O mais absurdo desta restrição a livre escolha no regime de bens é que a separação total é obrigatória até quando AMBOS os nubentes são maiores de 60 anos. Ora, se a justificativa para este artigo é proteger o idoso, evitando o "golpe do baú", como aceitá-la na situação supra narrada? Como bem observou a autora deste artigo, o Código Civil não prevê que o idoso torna-se incapaz para gerir seu patrimônio, apenas em função de ter atingido 60 anos, razão pela qual pode dispor de seus bens da forma que melhor entender, inclusive no casamento.

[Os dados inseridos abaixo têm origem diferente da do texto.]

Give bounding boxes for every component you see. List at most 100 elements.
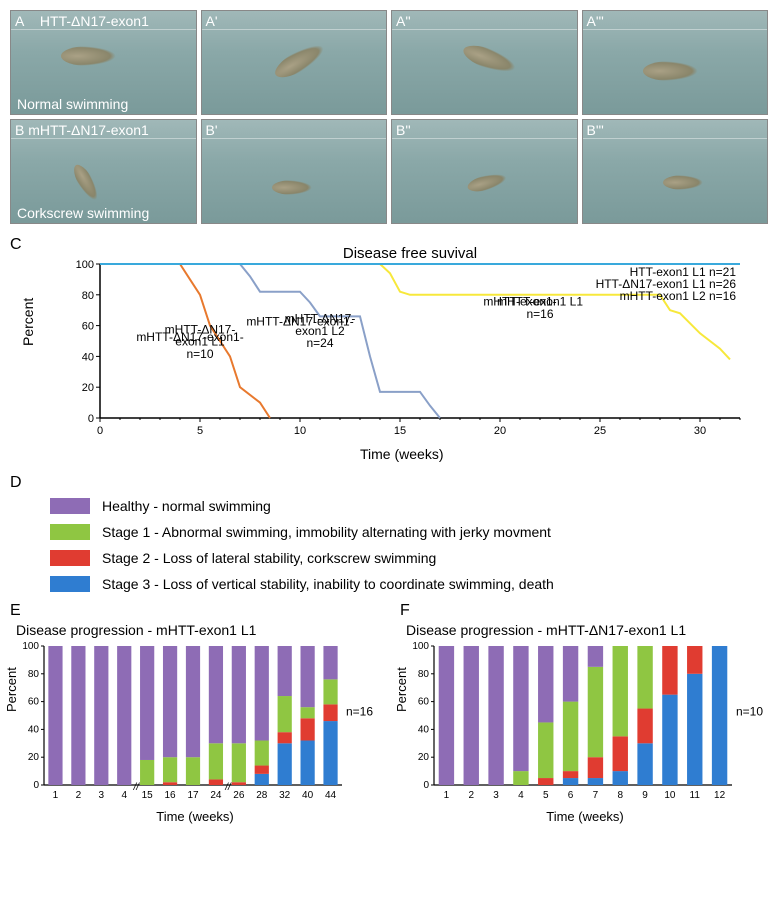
panel-label: A HTT-ΔN17-exon1 <box>15 13 149 29</box>
svg-text:80: 80 <box>82 290 94 302</box>
svg-text:n=10: n=10 <box>736 705 763 719</box>
svg-text:20: 20 <box>494 425 506 437</box>
svg-text:20: 20 <box>418 752 430 763</box>
svg-text:10: 10 <box>294 425 306 437</box>
panel-b1: B' <box>201 119 388 224</box>
svg-text:0: 0 <box>88 413 94 425</box>
legend-item: Stage 2 - Loss of lateral stability, cor… <box>50 550 768 566</box>
chart-f-svg: 020406080100123456789101112n=10 <box>400 642 770 807</box>
svg-text:2: 2 <box>468 790 474 801</box>
chart-f-ylabel: Percent <box>394 667 409 712</box>
svg-text:5: 5 <box>543 790 549 801</box>
svg-text:1: 1 <box>53 790 59 801</box>
svg-text://: // <box>224 782 232 793</box>
panel-label: A''' <box>587 13 604 29</box>
panel-letter-c: C <box>10 236 22 254</box>
svg-text:100: 100 <box>22 642 39 652</box>
svg-text:15: 15 <box>142 790 154 801</box>
svg-text:9: 9 <box>642 790 648 801</box>
svg-text:0: 0 <box>423 780 429 791</box>
panel-a: A HTT-ΔN17-exon1 Normal swimming <box>10 10 197 115</box>
svg-text:3: 3 <box>99 790 105 801</box>
panel-a2: A'' <box>391 10 578 115</box>
chart-e-xlabel: Time (weeks) <box>10 809 380 824</box>
svg-text:10: 10 <box>664 790 676 801</box>
chart-f-title: Disease progression - mHTT-ΔN17-exon1 L1 <box>406 622 770 638</box>
svg-text:28: 28 <box>256 790 268 801</box>
svg-text:40: 40 <box>28 724 40 735</box>
svg-text:60: 60 <box>418 697 430 708</box>
svg-text:30: 30 <box>694 425 706 437</box>
svg-text:n=16: n=16 <box>526 307 553 321</box>
chart-f: F Disease progression - mHTT-ΔN17-exon1 … <box>400 602 770 824</box>
chart-f-xlabel: Time (weeks) <box>400 809 770 824</box>
chart-c-svg: Disease free suvival02040608010005101520… <box>70 246 750 446</box>
svg-text:n=10: n=10 <box>186 347 213 361</box>
svg-text:4: 4 <box>121 790 127 801</box>
panel-caption: Normal swimming <box>17 96 128 112</box>
legend-text: Healthy - normal swimming <box>102 498 271 514</box>
svg-text:16: 16 <box>165 790 177 801</box>
svg-text:40: 40 <box>302 790 314 801</box>
svg-text:8: 8 <box>617 790 623 801</box>
legend-item: Stage 1 - Abnormal swimming, immobility … <box>50 524 768 540</box>
panel-label: B' <box>206 122 218 138</box>
chart-c-xlabel: Time (weeks) <box>360 446 444 462</box>
svg-text:17: 17 <box>187 790 199 801</box>
svg-text:100: 100 <box>76 259 94 271</box>
svg-text:12: 12 <box>714 790 726 801</box>
legend-swatch <box>50 498 90 514</box>
panel-a3: A''' <box>582 10 769 115</box>
svg-text:20: 20 <box>28 752 40 763</box>
panel-b3: B''' <box>582 119 769 224</box>
panel-b2: B'' <box>391 119 578 224</box>
svg-text:n=24: n=24 <box>306 336 333 350</box>
panel-label: A'' <box>396 13 411 29</box>
legend-text: Stage 2 - Loss of lateral stability, cor… <box>102 550 436 566</box>
chart-c: C Percent Disease free suvival 0 20 40 60 80 1… <box>10 236 768 456</box>
svg-text:0: 0 <box>33 780 39 791</box>
panel-letter-d: D <box>10 474 768 492</box>
panel-letter-f: F <box>400 602 410 619</box>
legend-swatch <box>50 524 90 540</box>
svg-text:40: 40 <box>82 351 94 363</box>
svg-text:Disease free suvival: Disease free suvival <box>343 246 477 262</box>
legend-text: Stage 3 - Loss of vertical stability, in… <box>102 576 554 592</box>
svg-text:80: 80 <box>28 669 40 680</box>
panel-letter-e: E <box>10 602 21 619</box>
panel-caption: Corkscrew swimming <box>17 205 149 221</box>
svg-text:7: 7 <box>593 790 599 801</box>
svg-text:5: 5 <box>197 425 203 437</box>
svg-text:24: 24 <box>210 790 222 801</box>
chart-e-title: Disease progression - mHTT-exon1 L1 <box>16 622 380 638</box>
svg-text:40: 40 <box>418 724 430 735</box>
svg-text:25: 25 <box>594 425 606 437</box>
chart-c-ylabel: Percent <box>20 298 36 346</box>
svg-text:11: 11 <box>690 790 701 801</box>
svg-text:32: 32 <box>279 790 291 801</box>
svg-text:4: 4 <box>518 790 524 801</box>
panel-label: B'' <box>396 122 411 138</box>
panel-label: B''' <box>587 122 604 138</box>
legend-item: Healthy - normal swimming <box>50 498 768 514</box>
svg-text://: // <box>133 782 141 793</box>
svg-text:60: 60 <box>82 321 94 333</box>
image-row-a: A HTT-ΔN17-exon1 Normal swimming A' A'' … <box>10 10 768 115</box>
svg-text:2: 2 <box>76 790 82 801</box>
panel-label: A' <box>206 13 218 29</box>
charts-ef-row: E Disease progression - mHTT-exon1 L1 Pe… <box>10 602 768 824</box>
svg-text:80: 80 <box>418 669 430 680</box>
svg-text:mHTT-exon1 L2 n=16: mHTT-exon1 L2 n=16 <box>620 289 737 303</box>
chart-e: E Disease progression - mHTT-exon1 L1 Pe… <box>10 602 380 824</box>
panel-a1: A' <box>201 10 388 115</box>
chart-e-svg: 0204060801001234151617242628324044////n=… <box>10 642 380 807</box>
svg-text:20: 20 <box>82 382 94 394</box>
chart-e-ylabel: Percent <box>4 667 19 712</box>
legend-swatch <box>50 550 90 566</box>
legend-text: Stage 1 - Abnormal swimming, immobility … <box>102 524 551 540</box>
svg-text:15: 15 <box>394 425 406 437</box>
panel-label: B mHTT-ΔN17-exon1 <box>15 122 149 138</box>
panel-b: B mHTT-ΔN17-exon1 Corkscrew swimming <box>10 119 197 224</box>
svg-text:6: 6 <box>568 790 574 801</box>
svg-text:100: 100 <box>412 642 429 652</box>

Marcela Gasparini de Miranda Assessora Jurídica13/04/2007 16:11 Responder

Gostaria de parabenizar a autora pela clareza e brilhantismo do artigo. Concordo com a autora que o artigo 1641, II do CC/02 é inconstitucional por afrontar vários principios basilares da Carta Magna. O legislador almejou proteger o maior de 60 anos, mas retirou a autonomia da vontade, inerente a pessoa humana.

Marcela Gasparini de Miranda Assessora Jurídica13/04/2007 16:17 Responder

Gostaria de parabenizar a autora pela clareza e brilhantismo do artigo. Concordo com a autora que o artigo 1641, II do CC/02 é inconstitucional por afrontar vários principios basilares da Carta Magna. O legislador almejou proteger o maior de 60 anos, mas retirou a autonomia da vontade, inerente a pessoa humana.